A soon-to-price bond deal securitizing the spoils from lawyers that won the landmark 1998 tobacco legal settlement should inaugurate a multi-billion issuance boom of tobacco-related deals this year.

Officials at Deutsche Banc Alex. Brown, which wrested the legal-fee deal mandate from Morgan Stanley Dean Witter last summer, are readying the deal to hit the Street possibly by the end of the month. Because the deal will be a privately placed transaction, information about pricing and size remained sketchy as of press time.

The deal is notable because it is the first-ever taxable bond offering to emerge from the legal settlement between the four major cigarette manufacturers and 46 states. It has been anticipated for more than a year. To date, all tobacco deals have been tax-exempt bonds issued by state or local governments and have traded in both the municipal bond market and the asset-backed securities arena.

The lawyers' slice of the tobacco settlement pie could be as appealing, if not more alluring, than the governments'. At least $8 billion in legal fees were awarded to lawyers representing Texas, Florida and Mississippi, and at least $20 billion in overall fees have been awarded. Further, it is less likely that the legal fee deals will face the same amount of scrutiny as government tobacco deals have had. While a government could have trouble getting its money, a lawyer likely will not, quipped a source involved in tobacco securitization.

The legal-fee deal mandate is a major win for Deutsche, as it puts the bank in the catbird seat for further tobacco lawyer securitizations down the road. While Morgan Stanley had originally won the mandate last year, disagreements between the legal firms and the underwriter about the deal structure provided an opportunity for Deutsche to come in and poach the mandate.

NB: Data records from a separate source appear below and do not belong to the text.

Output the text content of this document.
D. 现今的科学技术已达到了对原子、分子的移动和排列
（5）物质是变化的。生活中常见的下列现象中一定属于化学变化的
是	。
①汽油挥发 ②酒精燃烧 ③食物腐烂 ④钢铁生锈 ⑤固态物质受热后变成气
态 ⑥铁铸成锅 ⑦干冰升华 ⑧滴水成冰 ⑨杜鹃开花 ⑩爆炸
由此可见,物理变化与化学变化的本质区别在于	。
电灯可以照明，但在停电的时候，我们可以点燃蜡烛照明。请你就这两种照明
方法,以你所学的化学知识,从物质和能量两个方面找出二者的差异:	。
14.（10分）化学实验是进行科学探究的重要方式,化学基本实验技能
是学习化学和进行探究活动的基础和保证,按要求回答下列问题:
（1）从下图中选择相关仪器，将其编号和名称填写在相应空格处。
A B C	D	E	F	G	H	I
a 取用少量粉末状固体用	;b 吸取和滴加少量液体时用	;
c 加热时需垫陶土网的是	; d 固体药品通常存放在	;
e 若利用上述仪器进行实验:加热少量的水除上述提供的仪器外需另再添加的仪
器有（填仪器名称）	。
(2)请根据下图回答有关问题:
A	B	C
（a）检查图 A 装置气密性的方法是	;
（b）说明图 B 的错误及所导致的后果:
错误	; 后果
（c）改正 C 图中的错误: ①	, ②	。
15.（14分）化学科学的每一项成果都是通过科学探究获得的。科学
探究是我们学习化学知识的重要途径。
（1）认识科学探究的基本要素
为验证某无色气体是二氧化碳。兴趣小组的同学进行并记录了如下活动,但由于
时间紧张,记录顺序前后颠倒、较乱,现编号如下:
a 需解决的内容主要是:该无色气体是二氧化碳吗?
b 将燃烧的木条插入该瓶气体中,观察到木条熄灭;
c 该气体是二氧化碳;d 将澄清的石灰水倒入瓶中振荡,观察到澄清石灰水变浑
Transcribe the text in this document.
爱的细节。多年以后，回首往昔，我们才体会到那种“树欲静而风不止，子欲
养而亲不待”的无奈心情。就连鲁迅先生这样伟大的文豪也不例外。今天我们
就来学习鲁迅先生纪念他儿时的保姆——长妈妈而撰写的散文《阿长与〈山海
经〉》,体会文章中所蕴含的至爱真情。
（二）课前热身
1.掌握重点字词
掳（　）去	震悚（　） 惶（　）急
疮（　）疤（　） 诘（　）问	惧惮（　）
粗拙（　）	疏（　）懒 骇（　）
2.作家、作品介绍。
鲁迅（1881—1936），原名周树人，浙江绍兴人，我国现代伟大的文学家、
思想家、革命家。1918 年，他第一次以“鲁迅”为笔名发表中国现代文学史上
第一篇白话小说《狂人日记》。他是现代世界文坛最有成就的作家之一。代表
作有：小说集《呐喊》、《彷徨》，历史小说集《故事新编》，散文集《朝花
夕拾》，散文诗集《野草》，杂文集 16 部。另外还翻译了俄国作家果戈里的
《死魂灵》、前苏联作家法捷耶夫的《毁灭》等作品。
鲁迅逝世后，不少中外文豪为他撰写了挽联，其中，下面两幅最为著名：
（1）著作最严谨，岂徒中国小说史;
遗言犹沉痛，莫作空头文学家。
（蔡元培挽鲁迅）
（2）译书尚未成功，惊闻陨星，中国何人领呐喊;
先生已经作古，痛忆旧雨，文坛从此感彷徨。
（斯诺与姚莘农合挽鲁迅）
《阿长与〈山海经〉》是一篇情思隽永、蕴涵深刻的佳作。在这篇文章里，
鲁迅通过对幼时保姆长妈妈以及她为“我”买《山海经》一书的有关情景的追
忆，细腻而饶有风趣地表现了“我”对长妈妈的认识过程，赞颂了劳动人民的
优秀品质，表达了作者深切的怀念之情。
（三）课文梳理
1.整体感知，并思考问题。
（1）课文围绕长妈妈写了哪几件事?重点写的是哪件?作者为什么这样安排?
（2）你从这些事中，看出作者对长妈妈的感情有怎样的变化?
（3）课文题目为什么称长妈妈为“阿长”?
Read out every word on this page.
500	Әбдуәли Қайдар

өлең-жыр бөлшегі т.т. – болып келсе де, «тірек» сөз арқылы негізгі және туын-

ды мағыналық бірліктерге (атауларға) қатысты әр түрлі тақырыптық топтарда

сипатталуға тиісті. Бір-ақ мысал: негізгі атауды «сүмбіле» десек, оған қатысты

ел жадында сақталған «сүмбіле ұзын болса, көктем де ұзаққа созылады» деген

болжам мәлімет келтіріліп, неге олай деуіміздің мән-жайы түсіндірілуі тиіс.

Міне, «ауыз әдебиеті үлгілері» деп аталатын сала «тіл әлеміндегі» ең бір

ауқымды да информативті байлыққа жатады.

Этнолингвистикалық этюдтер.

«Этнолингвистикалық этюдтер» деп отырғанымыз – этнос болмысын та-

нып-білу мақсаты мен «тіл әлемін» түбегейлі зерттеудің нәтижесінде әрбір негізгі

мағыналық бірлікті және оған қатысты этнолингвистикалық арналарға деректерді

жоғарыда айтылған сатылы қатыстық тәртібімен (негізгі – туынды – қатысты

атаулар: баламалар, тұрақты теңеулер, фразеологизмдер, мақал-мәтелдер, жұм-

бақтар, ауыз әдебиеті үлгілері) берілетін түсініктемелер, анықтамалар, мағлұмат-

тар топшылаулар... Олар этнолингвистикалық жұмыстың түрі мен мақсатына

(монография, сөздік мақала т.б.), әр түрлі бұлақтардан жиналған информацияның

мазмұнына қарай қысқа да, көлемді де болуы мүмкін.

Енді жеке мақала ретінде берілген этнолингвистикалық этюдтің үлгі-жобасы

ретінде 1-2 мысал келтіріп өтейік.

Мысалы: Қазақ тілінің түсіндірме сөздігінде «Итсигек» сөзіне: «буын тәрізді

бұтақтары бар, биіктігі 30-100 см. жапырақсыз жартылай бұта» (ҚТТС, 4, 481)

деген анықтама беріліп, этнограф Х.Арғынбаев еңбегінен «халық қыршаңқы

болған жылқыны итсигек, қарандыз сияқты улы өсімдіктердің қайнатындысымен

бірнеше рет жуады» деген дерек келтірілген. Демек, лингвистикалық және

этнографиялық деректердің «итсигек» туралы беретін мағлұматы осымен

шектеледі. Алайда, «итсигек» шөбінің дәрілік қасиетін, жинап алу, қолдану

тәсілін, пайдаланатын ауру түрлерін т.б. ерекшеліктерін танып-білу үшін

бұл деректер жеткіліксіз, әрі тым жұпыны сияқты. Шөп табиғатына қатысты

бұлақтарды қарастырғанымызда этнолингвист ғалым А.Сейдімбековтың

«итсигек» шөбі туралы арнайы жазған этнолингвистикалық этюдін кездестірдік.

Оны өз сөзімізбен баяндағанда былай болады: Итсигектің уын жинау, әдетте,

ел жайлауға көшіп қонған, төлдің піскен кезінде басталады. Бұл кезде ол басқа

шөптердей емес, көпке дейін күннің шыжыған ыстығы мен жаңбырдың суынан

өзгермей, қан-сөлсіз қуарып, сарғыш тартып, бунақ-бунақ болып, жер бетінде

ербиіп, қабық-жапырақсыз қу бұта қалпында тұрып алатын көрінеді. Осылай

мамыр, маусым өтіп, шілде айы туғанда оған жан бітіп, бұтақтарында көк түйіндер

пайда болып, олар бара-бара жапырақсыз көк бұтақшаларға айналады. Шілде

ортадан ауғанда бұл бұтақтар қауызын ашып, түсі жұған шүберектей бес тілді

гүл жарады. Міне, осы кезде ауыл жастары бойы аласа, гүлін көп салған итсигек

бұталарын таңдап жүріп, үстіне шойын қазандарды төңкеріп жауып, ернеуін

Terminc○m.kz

Indeed, bankers are now canvassing the overall tobacco securitization market, each trying to win territory. Salomon Smith Barney, Lehman Brothers, Merrill Lynch & Co. and even smaller-tier players like M.R. Beal & Co. are all set to bring government tobacco settlement bonds to market this spring.

A Tobacco Harvest

The deals all originate from the 1998 Master Settlement Agreement between cigarette manufacturers and the states in which local lawsuits were consolidated in favor of a broad national-based settlement. The settlement requires manufacturers to make annual payments totaling about $206 billion through 2025, and follows earlier individual settlements with four states - Mississippi, Florida, Texas, and Minnesota - that totaled more than $40 billion over the next 25 years, according to Stephen Redhead, a specialist in the domestic social policy division of the National Council for Science and the Environment.

Thus it was no surprise that analysts predicted 2000 would be a banner year for tobacco settlement securitizations, as the state governments began receiving their share of the payments and were thought to be eager to securitize. Analysts predicted up to $10 billion in deal issuance last year.

The market, however, fell flat. Only $1.3 billion in tobacco deals priced last year, and only from a few counties in New York state and Alabama, Alaska and Puerto Rico. The slump was due to a number of reasons, including a generally volatile bond market throughout the year, a distaste for the bonds in secondary trading and intermittent signs that the Internal Revenue Service would revoke the tax-exempt status of the bond programs.

Those problems have been quelled for the time being. The IRS recently informed New York City its tobacco bond program was in the clear, and will likely soon give the green light to outlying counties in New York. Yet expectations have been chastened. Analysts call for $4 billion in new deals this year despite indications that a much higher volume could price.

One hotbed of activity is California. Because California was unique in that many of its local governments each hired private attorneys, the settlement is being sliced and diced much more finely than in other states where rewards were given on a statewide or consolidated county basis. At least $1.5 billion in tobacco bonds could emerge from the state in the next year, analysts said.

Salomon has already won the largest debt issue, a $500 million deal from the California Statewide Tobacco Securitization Corp., an amalgam of 24 counties. Merrill Lynch has nabbed a $460 million deal from San Diego county and PaineWebber Inc. has won a few smaller mandates from Sonoma and Stanislaus County.

Larger game is to be found on the East Coast, as New York City plans to hit the market with a second tobacco deal in April, estimated to be $700 million, while Washington D.C. is also planning to come with a roughly $500 million bond.